E' in corso oggi una manifestazione di giornalisti per protestare contro la legge sulle intercettazioni telefoniche. Gli stessi proclamano uno sciopero per il 9 luglio.

La vicenda, per quel che mi riguarda, è già trita e ritrita, e non mi resta che dire: chi se ne frega se fanno sciopero! Ne ho già spiegato i motivi in tanti altri post e commenti. L'ho scritto anche ieri: le notizie che mi potevano finora interessare sono state taciute, manipolate, mediate, corrette, credo per favorire interessi di qualche parte. Personalmente sono stato danneggiato da manipolazioni su notizie inerenti Telecom, Finmeccanica, Aedes, Pirelli Real, Saras, Buzzi, Italcementi, e tante altre che non ricordo, o non voglio più ricordare. Per tutte queste società erano stati creati, secondo il mio parere - confermatomi anche da amici che ti tanto in tanto mi mandano notizie che altrimenti mi sfuggirebbero - artificiosi articoli di stampa, col preciso intento di accalappiare il maggior numero di "polli" che investissero in quelle azioni. Chiedete a chi le ha quanto stanno perdendo? Poichè di Telecom e Finmeccanica ho già scritto la storia degli "inghippi", vi faccio un altro solo esempio. Pirelli Real, nel maggio 2007, valeva intorno ai 60 euro per azione e continuava il tam-tam giornalistico per far sì che mantenesse quella quotazione; oggi mi sembra valga meno di 0,4 euro ad azione. Calcolate voi la perdita. Qualcuno potrà obiettare che, nei casi di Pirelli Real e Aedes c'è stata la crisi dei mercati immobiliari, ma basta questo per giustificare ribassi del genere? e addirittura di un possibile fallimento per Aedes, già paventato mesi fa?

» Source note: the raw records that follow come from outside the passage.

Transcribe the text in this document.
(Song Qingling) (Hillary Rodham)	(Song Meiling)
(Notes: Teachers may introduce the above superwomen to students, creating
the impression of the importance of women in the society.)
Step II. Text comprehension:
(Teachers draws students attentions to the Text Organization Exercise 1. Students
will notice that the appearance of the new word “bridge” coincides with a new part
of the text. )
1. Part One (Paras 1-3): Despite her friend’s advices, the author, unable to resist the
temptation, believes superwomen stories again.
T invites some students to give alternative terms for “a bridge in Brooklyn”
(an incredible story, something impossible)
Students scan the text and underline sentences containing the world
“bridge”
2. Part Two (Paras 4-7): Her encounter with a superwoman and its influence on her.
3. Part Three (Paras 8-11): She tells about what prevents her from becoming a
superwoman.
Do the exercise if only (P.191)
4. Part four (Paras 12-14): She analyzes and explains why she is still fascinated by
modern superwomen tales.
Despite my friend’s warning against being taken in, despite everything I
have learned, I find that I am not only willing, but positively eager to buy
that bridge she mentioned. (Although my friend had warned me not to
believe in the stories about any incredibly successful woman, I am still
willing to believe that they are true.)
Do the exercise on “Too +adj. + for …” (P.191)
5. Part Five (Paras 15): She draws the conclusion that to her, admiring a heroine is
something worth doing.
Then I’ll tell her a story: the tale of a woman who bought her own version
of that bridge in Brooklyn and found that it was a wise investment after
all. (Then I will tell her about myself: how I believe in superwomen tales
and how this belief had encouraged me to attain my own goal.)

Per Saras, invece, si è formato addirittura un libero sindacato di Torino per raccogliere le adesioni con denuncie di quanti sono stati danneggiati dalla sottoscrizione di quelle azioni. Erano state emesse a 6 euro e ora, a distanza di tre anni, in borsa valgono meno di 1,7 euro; e il calo era già iniziato 15 giorni dopo il loro collocamento. Qualcuno ha tirato in ballo il ribasso del petrolio che nel frattempo c'è stato: tutte balle perchè, essendo Saras un raffinatore, l'andamento del prezzo del petrolio è per lei ininfluente.

Non faccio nomi dei giornali responsabili di quelle complicità (perchè di complicità di loro giornalisti si tratta. Complicità nell'aver "pompato" il valore dei titoli), ma, per quel che mi riguarda, gli stessi possono anche fallire.